Sojitz  Corporation has launched a full-scale project in the United Arab Emirates (UAE)  aimed at commercializing agricultural production based on an original  cultivation technology. The growing method being advanced in this undertaking  is focused on the laying of a specialized film-consistency sheet on the ground  surface, which supports cultivation of vegetables in the total absence of soil  and with only trace use of water. The goal is to popularize the new approach in  the Middle East, a region of the world sorely  lacking in water resources.

Working jointly with the Al  Ghurair Group (a leading financial conglomerate in the UAE) and Mebiol Inc.  (headquartered in Hiratsuka City, Kanagawa Prefecture; Yuichi Mori, President),  a biotechnology business venture financed directly by Waseda University of Japa,  Sojitz has been advancing trial cultivation of tomatoes through this technology  in Sharjah (one of the seven emirate states contained in the UAE) since this  January. Working on experimental facilities within the hot, dry and extremely  low rainfall UAE climate, the trial program has succeeded in growing superior  quality tomatoes with high sugar content.

[ Trial grown tomatoes ]

[ Cultivation System ]

The  breakthrough plant growing system developed by Mebiol uses the special film to  separate the plants and nutrient solution in the cultivation process. The film  is created from gel instilled with water-retention capacity, while the  cultivation process advanced by having only the water and nutrients absorbed  from the nutrient solution supplied directly to the plant roots. The plants  then strive to absorb the water and nutrients present in the film, generating  growth of a massive number of fine hair-like roots that cling to the film  surface. To heighten absorption of the nutrient solution, furthermore, the  plants produce large amounts of sugar, amino acids and other substances,  leading to top-quality tomatoes with high sugar content.

Because the  traditional practice in the Middle East is to  pump up groundwater or desalinate seawater for use in cultivating crops,  lowering production costs has always been a key theme. Besides this, with crop  growing focused on the oasis regions where agricultural water can be obtained,  it has proved difficult to expand cultivatable land with conventional growing  methods. Armed with this new technology, however, it will be possible to  strictly control the amount of water in use, while also eliminating the need  for the type of elaborate equipment utilized in standard hydroponics. The  bottom line, therefore, is the key to easier and more effective agricultural  production in desert regions and other areas poor in water resources.
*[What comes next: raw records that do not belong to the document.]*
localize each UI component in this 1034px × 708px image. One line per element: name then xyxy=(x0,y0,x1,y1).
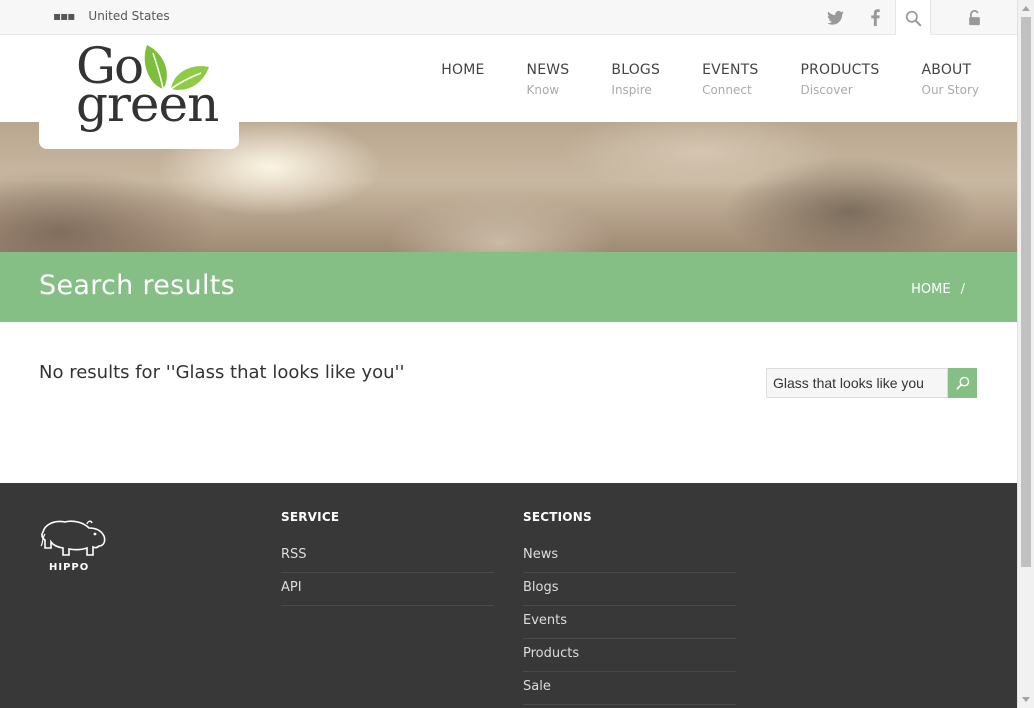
search-form xyxy=(766,368,977,398)
footer-link-news[interactable]: News xyxy=(523,540,736,573)
more-dots-icon: ▪▪▪ xyxy=(53,9,75,23)
top-icons xyxy=(815,0,1017,36)
footer-link-products[interactable]: Products xyxy=(523,639,736,672)
breadcrumb: HOME / xyxy=(911,282,965,297)
nav-item-home[interactable]: HOME xyxy=(441,62,484,97)
nav-item-products[interactable]: PRODUCTS Discover xyxy=(800,62,879,97)
nav-item-label: HOME xyxy=(441,62,485,78)
breadcrumb-home-link[interactable]: HOME xyxy=(911,282,950,297)
footer-link-sale[interactable]: Sale xyxy=(523,672,736,705)
main-nav: HOME NEWS Know BLOGS Inspire EVENTS Conn… xyxy=(399,62,979,97)
footer: HIPPO SERVICE RSS API SECTIONS News Blog… xyxy=(0,483,1017,708)
footer-link-api[interactable]: API xyxy=(281,573,494,606)
footer-service-column: SERVICE RSS API xyxy=(281,510,494,606)
top-bar: ▪▪▪ United States xyxy=(0,0,1017,36)
footer-sections-column: SECTIONS News Blogs Events Products Sale xyxy=(523,510,736,705)
nav-item-sub: Discover xyxy=(800,83,853,97)
page-title: Search results xyxy=(39,270,235,301)
search-input[interactable] xyxy=(766,368,948,398)
footer-heading: SECTIONS xyxy=(523,510,592,524)
breadcrumb-separator: / xyxy=(960,282,965,297)
nav-item-events[interactable]: EVENTS Connect xyxy=(702,62,758,97)
footer-link-rss[interactable]: RSS xyxy=(281,540,494,573)
hippo-icon[interactable] xyxy=(39,518,107,560)
search-icon xyxy=(956,376,969,390)
nav-item-sub: Our Story xyxy=(921,83,980,97)
footer-brand: HIPPO xyxy=(49,562,90,573)
search-icon[interactable] xyxy=(895,0,931,36)
site-logo[interactable]: Go green xyxy=(39,35,239,149)
nav-item-label: BLOGS xyxy=(611,62,661,78)
twitter-icon[interactable] xyxy=(815,0,855,35)
nav-item-sub: Connect xyxy=(702,83,752,97)
nav-item-label: EVENTS xyxy=(702,62,759,78)
locale-selector[interactable]: ▪▪▪ United States xyxy=(53,9,170,23)
page-title-band: Search results HOME / xyxy=(0,252,1017,322)
scroll-up-arrow-icon[interactable] xyxy=(1022,6,1030,11)
nav-item-label: NEWS xyxy=(526,62,570,78)
nav-item-blogs[interactable]: BLOGS Inspire xyxy=(611,62,660,97)
nav-item-label: ABOUT xyxy=(921,62,972,78)
leaves-icon xyxy=(144,45,209,90)
vertical-scrollbar[interactable] xyxy=(1017,0,1034,708)
footer-link-events[interactable]: Events xyxy=(523,606,736,639)
facebook-icon[interactable] xyxy=(855,0,895,35)
scrollbar-thumb[interactable] xyxy=(1021,17,1031,567)
no-results-message: No results for ''Glass that looks like y… xyxy=(39,362,405,383)
search-button[interactable] xyxy=(948,368,977,398)
nav-item-sub: Inspire xyxy=(611,83,652,97)
lock-icon[interactable] xyxy=(931,0,1017,35)
footer-heading: SERVICE xyxy=(281,510,340,524)
locale-label: United States xyxy=(88,9,170,23)
nav-item-news[interactable]: NEWS Know xyxy=(527,62,570,97)
scroll-down-arrow-icon[interactable] xyxy=(1022,697,1030,702)
nav-item-label: PRODUCTS xyxy=(800,62,880,78)
nav-item-sub: Know xyxy=(526,83,560,97)
nav-item-about[interactable]: ABOUT Our Story xyxy=(922,62,980,97)
page: ▪▪▪ United States HOME NEWS Know BLOGS I… xyxy=(0,0,1017,708)
footer-link-blogs[interactable]: Blogs xyxy=(523,573,736,606)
Sojitz plans to collaborate  with the Al Ghurair Group to initially pioneer demand for these high sugar  content tomatoes among the affluent classes in the UAE (a segment accounting  for about 20% of the population), upscale hotels, restaurants and other  promising targets, while studying the shift to a production business rooted in  the pursuit of economic viability. The vision for future development includes  business expansion to other countries in the Middle East and Africa  as well.